Waldir Pimenta asked me whether it is possible to test the condition
max(a,b) / min(a,b) < r
without computing max(a, b) or min(a, b). Here a> 0, b> 0, and r > 1. (If r ≤ 1, the condition is always false.) The inequality has to be evaluated in an inner loop of a real-time image processing application and so the time saved by avoiding computing the max and min might matter.
We can multiply the original inequality by min(a, b) since a and b are positive. The condition becomes
max(a, b) < r min(a, b) = min(ra, rb).
We then expand this inequality into four simple inequalities:
a < ra
b < ra
a < rb
b < rb
Since r > 1, we know that a < ra and b < rb and so we only need to check a < rb and b < ra. In C notation we would evaluate
( a < r*b && b < r*a )
rather than
( max(a,b) / min(a,b) < r )
Whether this saves any time depends on context, though it’s plausible that the former might be more efficient. Some portion of the time the condition a < r*b will evaluate to false and the second half of the condition will not be evaluated.

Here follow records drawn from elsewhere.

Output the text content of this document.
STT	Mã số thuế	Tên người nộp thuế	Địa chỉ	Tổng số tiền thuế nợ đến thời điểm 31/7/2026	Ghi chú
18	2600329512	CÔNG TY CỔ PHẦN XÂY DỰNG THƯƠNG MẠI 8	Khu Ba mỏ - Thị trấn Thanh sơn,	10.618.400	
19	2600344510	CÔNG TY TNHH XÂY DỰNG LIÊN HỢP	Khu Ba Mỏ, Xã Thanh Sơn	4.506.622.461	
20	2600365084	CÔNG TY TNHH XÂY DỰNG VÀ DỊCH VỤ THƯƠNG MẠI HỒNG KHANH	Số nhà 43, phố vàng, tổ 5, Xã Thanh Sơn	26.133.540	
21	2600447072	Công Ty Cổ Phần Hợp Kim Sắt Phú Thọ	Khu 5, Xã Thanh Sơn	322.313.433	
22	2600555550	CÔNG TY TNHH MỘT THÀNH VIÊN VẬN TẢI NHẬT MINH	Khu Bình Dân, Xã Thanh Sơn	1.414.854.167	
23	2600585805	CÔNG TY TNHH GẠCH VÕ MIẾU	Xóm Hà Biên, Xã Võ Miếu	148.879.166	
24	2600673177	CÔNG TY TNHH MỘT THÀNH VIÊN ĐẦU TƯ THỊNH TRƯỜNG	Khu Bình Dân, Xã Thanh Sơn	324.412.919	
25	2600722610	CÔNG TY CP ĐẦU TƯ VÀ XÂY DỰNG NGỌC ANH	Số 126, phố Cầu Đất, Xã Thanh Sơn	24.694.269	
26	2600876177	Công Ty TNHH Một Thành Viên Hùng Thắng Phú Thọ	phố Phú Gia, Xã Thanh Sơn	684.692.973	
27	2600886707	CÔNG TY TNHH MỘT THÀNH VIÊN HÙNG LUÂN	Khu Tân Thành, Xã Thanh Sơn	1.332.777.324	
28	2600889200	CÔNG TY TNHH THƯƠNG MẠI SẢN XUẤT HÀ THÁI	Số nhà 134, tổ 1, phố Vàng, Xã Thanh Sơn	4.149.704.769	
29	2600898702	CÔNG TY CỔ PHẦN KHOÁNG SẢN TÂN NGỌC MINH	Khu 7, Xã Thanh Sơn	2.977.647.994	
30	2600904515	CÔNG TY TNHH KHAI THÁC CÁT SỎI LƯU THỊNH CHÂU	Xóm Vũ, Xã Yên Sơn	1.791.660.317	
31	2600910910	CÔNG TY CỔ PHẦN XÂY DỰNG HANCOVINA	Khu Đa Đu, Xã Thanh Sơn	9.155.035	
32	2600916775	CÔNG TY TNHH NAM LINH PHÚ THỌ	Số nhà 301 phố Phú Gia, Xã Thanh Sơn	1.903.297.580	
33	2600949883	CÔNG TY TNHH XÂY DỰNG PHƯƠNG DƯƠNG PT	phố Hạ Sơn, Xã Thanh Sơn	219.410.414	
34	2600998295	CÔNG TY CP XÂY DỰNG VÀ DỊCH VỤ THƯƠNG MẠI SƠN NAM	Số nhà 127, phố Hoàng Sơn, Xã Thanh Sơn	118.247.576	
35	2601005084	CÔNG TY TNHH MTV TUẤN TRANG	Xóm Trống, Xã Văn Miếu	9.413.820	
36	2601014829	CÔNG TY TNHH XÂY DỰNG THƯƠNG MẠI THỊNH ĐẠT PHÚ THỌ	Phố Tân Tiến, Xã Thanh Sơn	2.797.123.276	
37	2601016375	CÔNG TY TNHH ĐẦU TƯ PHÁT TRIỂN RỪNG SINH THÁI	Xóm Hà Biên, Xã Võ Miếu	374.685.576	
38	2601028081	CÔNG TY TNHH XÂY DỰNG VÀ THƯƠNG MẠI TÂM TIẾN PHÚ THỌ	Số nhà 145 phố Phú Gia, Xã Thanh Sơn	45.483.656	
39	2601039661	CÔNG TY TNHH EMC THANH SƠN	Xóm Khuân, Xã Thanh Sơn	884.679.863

(C evaluates an expression like (p && q) from left to right. If p is false, q is not evaluated since it is known at that point that the expression (p && q) will evaluate to false regardless of the value of q.)
Challenge: How often will the condition a < r*b evaluate to false? What are your assumptions? Leave your answers below.

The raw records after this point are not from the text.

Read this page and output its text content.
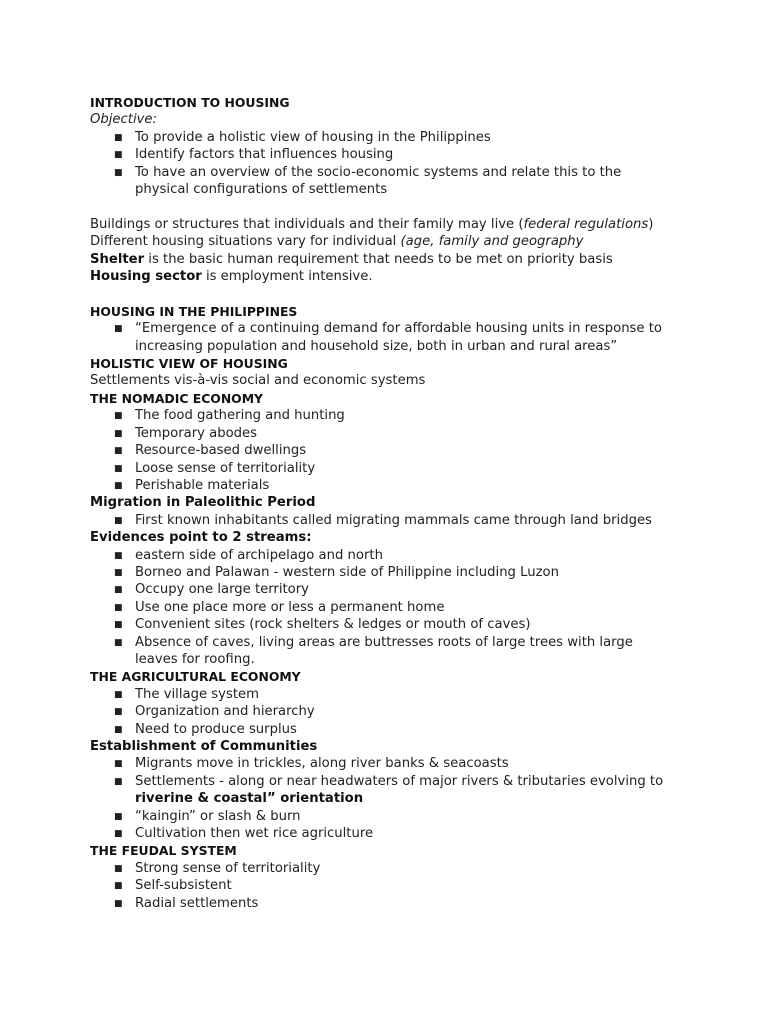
INTRODUCTION TO HOUSING
Objective:
■ To provide a holistic view of housing in the Philippines
■ Identify factors that influences housing
■ To have an overview of the socio-economic systems and relate this to the
physical configurations of settlements
Buildings or structures that individuals and their family may live (federal regulations)
Different housing situations vary for individual (age, family and geography
Shelter is the basic human requirement that needs to be met on priority basis
Housing sector is employment intensive.
HOUSING IN THE PHILIPPINES
■ “Emergence of a continuing demand for affordable housing units in response to
increasing population and household size, both in urban and rural areas”
HOLISTIC VIEW OF HOUSING
Settlements vis-à-vis social and economic systems
THE NOMADIC ECONOMY
■ The food gathering and hunting
■ Temporary abodes
■ Resource-based dwellings
■ Loose sense of territoriality
■ Perishable materials
Migration in Paleolithic Period
■ First known inhabitants called migrating mammals came through land bridges
Evidences point to 2 streams:
■ eastern side of archipelago and north
■ Borneo and Palawan - western side of Philippine including Luzon
■ Occupy one large territory
■ Use one place more or less a permanent home
■ Convenient sites (rock shelters & ledges or mouth of caves)
■ Absence of caves, living areas are buttresses roots of large trees with large
leaves for roofing.
THE AGRICULTURAL ECONOMY
■ The village system
■ Organization and hierarchy
■ Need to produce surplus
Establishment of Communities
■ Migrants move in trickles, along river banks & seacoasts
■ Settlements - along or near headwaters of major rivers & tributaries evolving to
riverine & coastal” orientation
■ “kaingin” or slash & burn
■ Cultivation then wet rice agriculture
THE FEUDAL SYSTEM
■ Strong sense of territoriality
■ Self-subsistent
■ Radial settlements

Update: Combining the ideas of Carlos Santos and Christian Oudard in the comments below, you could implement the inequality as
a < b ? (b < r*a) : (a < r*b)
There are too many other good ideas in the comments for me to keep editing the blog post so I’ll just ask that you scroll down. I’m surprised at all the ideas that came out of evaluating a simple expression.